Digital Early American Imprints, Series I. Evans (1639–1800)
(access by subscription). Readex, a Division of Newsbank, Inc.
Reviewed Jan. 24, 2005 to March 31, 2005.
The online Evans digital collection, part of Readex’s Archive of Americana, consists of more than 2.3 million page images of microform copies of more than 37,000 books, pamphlets, and broadsides—every known American imprint prior to 1800, as listed in Charles Evans’s American Bibliography (14 vols., 1903ï¿½1959). The online Evans series includes neither books by American authors printed overseas nor overseas imprints popular in America, so it is not a complete body of what early Americans read, but it does contain a large portion of it. An optical character recognition (ocr) engine has been used to scan the microforms and translate the page images into ascii text. The ocr engine provides the main feature of the collection, the ability to perform full-text searches on the complete corpus. The collection is expensive, costing initially somewhere between $20,000 and $100,000 depending on the size of the subscribing institution, with an annual maintenance fee of $2,000.
The digital Evans series has been hailed as revolutionary and democratizing by some of those fortunate enough to be able to afford it. Others—including participants in H-Net’s colonial and early American online discussion lists—have described it as part of the twenty-first-century theft of the commons. In my own case, the pricing structure of the Evans series and the other Archive of Americana offerings moves it well out of the range of the possible for a publicly funded state research university in the middle of the Pacific Ocean with only two faculty members working on anything related to early America. Without some gracious (and thus far imaginary) donor, our library simply cannot afford the price of such “democratization” within current budgetary constraints. To be fair, the Evans collection prices out to a little more than two dollars per title for our university. Just the same, finding more than $80,000 (the quoted price, including the trade-in value of the university’s Evans series microcards) during a time when the university is losing and not replacing many humanities faculty members is a dim prospect.
Alternative pricing structures that take into account how many people would use the resource rather than the size of the institution would move the digital Evans series—and the rest of the Archive of Americana, once it is ready—more toward being democratizing in any serious sense of the word.

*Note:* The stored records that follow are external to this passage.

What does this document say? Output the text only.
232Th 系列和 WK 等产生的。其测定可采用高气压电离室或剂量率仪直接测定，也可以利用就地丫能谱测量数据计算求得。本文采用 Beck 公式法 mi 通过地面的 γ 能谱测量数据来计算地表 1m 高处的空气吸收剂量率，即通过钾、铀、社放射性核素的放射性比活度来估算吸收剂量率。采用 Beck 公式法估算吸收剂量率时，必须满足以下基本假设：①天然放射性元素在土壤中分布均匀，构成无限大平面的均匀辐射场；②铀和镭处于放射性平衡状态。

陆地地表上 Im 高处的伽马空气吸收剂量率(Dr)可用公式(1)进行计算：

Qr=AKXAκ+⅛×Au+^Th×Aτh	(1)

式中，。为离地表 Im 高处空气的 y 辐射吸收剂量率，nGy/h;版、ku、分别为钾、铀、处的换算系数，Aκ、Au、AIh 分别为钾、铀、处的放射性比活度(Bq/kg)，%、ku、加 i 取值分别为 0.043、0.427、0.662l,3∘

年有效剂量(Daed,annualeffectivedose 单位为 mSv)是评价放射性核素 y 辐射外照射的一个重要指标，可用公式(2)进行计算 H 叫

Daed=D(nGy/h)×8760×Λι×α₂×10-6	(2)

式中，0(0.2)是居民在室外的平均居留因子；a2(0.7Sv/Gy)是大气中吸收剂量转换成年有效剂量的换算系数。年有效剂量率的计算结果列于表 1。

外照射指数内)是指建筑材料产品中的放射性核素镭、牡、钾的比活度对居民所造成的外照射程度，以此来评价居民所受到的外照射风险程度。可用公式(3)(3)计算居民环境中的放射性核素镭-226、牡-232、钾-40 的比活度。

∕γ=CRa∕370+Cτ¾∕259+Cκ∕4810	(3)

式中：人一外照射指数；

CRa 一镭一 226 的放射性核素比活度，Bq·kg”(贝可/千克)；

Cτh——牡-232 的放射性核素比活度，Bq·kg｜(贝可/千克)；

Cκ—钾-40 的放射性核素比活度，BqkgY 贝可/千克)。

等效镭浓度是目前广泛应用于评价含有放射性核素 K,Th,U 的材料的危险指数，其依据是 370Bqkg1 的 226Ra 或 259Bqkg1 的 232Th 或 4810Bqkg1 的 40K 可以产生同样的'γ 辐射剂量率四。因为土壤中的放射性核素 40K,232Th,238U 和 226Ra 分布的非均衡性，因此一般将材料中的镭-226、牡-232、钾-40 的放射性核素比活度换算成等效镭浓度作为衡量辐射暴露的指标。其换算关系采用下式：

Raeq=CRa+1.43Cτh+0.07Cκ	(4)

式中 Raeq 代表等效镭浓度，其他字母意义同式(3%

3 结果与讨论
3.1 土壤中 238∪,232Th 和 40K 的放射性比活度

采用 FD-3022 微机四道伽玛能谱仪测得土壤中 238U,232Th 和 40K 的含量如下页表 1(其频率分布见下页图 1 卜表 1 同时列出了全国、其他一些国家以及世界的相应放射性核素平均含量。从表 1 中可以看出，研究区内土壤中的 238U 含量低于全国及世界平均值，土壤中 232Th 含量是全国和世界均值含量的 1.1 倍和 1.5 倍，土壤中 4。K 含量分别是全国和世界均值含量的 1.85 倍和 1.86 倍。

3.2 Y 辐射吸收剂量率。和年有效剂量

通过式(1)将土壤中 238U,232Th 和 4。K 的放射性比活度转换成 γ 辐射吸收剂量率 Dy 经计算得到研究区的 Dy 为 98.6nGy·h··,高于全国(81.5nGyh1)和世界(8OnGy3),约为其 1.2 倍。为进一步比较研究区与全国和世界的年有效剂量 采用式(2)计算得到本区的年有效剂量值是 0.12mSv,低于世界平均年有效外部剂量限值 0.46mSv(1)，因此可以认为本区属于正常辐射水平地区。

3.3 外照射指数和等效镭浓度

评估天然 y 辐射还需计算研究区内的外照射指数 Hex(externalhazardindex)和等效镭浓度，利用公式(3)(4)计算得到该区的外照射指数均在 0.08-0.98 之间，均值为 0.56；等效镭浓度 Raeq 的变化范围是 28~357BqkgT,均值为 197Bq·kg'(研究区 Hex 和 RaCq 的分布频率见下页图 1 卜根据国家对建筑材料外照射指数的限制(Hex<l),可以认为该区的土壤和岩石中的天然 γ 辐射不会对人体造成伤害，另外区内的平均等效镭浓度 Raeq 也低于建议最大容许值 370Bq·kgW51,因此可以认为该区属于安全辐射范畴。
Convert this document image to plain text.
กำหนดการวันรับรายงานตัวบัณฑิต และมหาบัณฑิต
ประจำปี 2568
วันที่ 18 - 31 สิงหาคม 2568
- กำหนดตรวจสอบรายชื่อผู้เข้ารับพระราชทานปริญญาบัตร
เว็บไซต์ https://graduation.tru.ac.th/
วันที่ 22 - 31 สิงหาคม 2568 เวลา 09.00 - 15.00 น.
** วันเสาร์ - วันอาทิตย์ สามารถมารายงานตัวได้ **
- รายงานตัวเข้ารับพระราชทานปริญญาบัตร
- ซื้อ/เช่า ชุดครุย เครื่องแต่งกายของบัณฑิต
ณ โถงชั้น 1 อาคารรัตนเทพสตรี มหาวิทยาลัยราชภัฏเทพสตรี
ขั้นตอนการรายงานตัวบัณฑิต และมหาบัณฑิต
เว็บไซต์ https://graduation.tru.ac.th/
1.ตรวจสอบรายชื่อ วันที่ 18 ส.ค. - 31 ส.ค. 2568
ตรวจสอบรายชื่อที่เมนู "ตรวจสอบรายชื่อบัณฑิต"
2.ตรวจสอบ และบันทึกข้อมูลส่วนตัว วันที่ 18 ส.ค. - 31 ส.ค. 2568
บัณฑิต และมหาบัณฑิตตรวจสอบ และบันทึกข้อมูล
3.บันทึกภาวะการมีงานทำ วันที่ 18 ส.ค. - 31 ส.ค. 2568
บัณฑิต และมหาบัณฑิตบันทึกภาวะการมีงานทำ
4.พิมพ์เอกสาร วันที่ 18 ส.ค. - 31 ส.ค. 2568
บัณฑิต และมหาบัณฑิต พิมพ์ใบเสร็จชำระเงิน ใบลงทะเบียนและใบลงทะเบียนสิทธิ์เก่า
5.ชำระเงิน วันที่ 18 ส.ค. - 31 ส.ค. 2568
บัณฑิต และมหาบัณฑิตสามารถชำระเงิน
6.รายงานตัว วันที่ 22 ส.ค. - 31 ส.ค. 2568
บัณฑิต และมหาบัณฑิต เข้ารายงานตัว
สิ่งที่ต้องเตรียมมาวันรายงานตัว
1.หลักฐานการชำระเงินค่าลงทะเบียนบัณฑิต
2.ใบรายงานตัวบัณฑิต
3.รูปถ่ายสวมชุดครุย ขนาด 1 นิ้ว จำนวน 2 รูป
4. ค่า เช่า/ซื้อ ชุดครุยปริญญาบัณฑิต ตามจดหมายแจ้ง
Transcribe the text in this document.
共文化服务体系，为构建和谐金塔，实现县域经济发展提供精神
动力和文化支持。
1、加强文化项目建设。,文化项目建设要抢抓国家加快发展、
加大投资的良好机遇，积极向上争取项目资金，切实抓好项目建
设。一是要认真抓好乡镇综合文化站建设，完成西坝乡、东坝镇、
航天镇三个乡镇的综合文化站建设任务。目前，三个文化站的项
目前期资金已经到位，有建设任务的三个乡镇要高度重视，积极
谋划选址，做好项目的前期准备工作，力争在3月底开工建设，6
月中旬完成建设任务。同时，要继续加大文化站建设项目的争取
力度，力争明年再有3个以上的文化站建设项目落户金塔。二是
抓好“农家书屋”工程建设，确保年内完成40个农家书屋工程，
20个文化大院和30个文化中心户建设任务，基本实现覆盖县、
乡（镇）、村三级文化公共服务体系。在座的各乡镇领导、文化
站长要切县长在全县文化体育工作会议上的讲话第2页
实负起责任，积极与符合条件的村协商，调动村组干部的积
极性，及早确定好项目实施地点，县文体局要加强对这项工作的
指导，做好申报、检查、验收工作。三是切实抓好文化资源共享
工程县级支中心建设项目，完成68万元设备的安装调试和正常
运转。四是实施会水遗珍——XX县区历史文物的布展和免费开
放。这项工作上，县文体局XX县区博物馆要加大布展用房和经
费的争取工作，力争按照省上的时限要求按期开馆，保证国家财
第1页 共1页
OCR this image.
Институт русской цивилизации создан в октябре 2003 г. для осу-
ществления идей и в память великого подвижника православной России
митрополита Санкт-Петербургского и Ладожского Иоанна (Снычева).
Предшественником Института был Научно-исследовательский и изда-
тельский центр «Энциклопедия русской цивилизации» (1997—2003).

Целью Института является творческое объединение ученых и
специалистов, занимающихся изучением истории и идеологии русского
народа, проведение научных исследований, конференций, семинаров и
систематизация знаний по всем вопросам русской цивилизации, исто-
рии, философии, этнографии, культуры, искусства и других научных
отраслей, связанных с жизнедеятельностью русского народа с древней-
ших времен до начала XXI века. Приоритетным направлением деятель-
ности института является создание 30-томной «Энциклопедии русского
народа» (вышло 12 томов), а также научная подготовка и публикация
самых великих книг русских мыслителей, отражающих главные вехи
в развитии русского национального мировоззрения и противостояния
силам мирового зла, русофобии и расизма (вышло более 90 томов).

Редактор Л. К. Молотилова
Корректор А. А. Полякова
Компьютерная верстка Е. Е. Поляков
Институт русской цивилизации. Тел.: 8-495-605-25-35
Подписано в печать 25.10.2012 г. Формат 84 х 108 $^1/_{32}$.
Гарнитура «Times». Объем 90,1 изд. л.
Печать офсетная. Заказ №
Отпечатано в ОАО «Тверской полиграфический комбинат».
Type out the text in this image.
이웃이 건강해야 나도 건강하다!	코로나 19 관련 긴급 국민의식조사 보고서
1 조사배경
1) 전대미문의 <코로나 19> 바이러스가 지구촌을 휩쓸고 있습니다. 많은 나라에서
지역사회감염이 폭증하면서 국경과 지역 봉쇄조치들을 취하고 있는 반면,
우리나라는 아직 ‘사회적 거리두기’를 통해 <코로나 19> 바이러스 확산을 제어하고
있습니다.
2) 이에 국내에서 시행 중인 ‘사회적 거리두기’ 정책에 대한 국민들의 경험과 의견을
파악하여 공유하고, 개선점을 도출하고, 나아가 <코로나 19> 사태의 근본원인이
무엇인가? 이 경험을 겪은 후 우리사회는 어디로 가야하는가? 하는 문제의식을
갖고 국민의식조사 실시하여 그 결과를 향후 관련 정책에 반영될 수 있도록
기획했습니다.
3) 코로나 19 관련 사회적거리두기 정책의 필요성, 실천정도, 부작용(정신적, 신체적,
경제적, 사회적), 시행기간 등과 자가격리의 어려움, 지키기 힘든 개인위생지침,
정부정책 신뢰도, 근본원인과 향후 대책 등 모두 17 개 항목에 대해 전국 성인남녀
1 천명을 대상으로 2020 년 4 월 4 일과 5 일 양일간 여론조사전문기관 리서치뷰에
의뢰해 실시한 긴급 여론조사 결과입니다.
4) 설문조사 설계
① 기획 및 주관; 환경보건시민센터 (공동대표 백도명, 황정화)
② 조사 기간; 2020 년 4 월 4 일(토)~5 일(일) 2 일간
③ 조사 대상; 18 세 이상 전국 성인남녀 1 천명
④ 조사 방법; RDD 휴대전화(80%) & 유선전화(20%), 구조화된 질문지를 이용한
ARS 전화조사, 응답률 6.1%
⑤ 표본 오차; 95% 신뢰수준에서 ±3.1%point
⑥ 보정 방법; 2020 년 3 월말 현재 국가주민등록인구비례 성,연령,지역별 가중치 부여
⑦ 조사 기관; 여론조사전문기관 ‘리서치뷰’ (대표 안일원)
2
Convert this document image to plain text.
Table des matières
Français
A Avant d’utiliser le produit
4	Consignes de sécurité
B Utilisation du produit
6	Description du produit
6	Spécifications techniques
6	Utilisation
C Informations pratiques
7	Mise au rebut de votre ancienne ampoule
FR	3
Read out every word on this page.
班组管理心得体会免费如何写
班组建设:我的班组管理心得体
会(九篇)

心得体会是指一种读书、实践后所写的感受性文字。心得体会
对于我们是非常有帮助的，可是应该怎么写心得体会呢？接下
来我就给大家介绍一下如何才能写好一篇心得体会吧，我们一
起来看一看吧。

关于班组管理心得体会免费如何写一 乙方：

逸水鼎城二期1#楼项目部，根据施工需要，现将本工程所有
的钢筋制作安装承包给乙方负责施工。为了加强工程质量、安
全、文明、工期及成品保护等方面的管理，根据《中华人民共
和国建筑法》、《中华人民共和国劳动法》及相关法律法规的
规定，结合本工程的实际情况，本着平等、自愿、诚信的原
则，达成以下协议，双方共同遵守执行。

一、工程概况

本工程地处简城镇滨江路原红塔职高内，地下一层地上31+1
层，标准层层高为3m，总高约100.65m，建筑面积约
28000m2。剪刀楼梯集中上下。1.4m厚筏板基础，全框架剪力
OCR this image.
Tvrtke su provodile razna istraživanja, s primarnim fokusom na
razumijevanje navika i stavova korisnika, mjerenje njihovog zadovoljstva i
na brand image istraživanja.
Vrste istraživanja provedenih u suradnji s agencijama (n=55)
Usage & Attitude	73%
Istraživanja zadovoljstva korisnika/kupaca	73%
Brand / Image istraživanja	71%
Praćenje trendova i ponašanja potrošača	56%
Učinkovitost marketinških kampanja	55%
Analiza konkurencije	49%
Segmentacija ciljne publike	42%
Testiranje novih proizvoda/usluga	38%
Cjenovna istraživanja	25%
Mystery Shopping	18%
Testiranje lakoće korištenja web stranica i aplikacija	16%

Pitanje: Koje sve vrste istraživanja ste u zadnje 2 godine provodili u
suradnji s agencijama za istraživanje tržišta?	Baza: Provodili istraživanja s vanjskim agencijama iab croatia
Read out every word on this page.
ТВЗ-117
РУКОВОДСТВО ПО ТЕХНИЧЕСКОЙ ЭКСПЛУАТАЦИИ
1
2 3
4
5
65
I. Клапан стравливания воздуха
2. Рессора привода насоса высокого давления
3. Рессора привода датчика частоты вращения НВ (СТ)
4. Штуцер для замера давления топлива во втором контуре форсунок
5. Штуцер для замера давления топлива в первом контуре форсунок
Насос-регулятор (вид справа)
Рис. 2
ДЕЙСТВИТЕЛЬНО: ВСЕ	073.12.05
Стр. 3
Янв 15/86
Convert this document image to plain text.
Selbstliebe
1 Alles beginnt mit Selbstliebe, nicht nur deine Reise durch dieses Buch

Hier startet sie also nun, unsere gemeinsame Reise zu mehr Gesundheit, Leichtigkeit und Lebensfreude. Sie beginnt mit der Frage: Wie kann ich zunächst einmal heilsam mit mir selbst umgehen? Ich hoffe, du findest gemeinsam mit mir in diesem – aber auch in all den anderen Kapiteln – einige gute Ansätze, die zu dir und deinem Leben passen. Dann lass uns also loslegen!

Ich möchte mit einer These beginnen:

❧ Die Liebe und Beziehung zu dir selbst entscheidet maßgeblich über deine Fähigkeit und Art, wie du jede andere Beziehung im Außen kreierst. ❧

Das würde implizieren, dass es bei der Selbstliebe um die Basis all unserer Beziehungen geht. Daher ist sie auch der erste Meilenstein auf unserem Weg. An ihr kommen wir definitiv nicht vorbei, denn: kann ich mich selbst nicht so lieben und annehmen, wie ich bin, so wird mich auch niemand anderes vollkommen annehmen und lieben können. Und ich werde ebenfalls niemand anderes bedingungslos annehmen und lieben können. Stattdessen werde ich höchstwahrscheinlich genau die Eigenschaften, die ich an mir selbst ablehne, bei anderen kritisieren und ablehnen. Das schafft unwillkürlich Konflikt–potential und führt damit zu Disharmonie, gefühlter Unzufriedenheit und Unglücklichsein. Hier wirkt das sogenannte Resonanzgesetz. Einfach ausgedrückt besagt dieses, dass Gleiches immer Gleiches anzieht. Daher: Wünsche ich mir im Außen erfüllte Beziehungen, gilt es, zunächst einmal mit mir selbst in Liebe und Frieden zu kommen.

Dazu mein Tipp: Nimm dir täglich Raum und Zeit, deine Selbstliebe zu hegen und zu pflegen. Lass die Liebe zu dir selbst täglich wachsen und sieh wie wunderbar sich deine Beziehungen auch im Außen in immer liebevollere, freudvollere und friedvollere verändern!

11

For example, I could see writing a grant for a few hundred or even thousand dollars for single-user access to the resource for a week, a month, or some other set period of time. Such access could be priced about the same as a research trip to an archive.
The digital Evans series has some problems under the hood. First and most important is the somewhat erratic ocr engine. A search for “creole” gave back “[in-]crease,” "credible,“ "people,” "seele,“ "groote” (the latter two being German words), “credit,” "[illegible],“ "creek,” "Greele“ (a surname), ”geese,“ and ”treble,“ along with 11 instances of ”creole,“ among the first twenty or thirty of 136 results. Such generous interpretations mean that few instances of ”creole“ will be missed, but there are a lot of false hits, so any statistical usage of the results would need to be carefully and laboriously checked for validity. The inaccuracy of the ocr is most likely why the promised—and powerful—feature of making the underlying text available in ascii form is missing. Any findings must be transcribed by hand rather than being copied and pasted. A second problem is that sessions time out without being saved. If one wants to explore the 8,670 instances of the word ”freedom," she can forget about lunch unless it is at the computer. After fifteen minutes or so the session times out, saving neither results nor searches. A new search must be started, and the reader has to navigate back to the place where she left off, a time-consuming process. While complex Boolean searching is a boon, it is advisable to save search strings in a separate notepad in order to retrace one’s path through the results if one wants to replicate a timed-out search exactly. Even then, the limits on an advanced search have to be reset each time, introducing a window for errors. While still much quicker than combing through microcards, the interface is slow, even on a fast connection.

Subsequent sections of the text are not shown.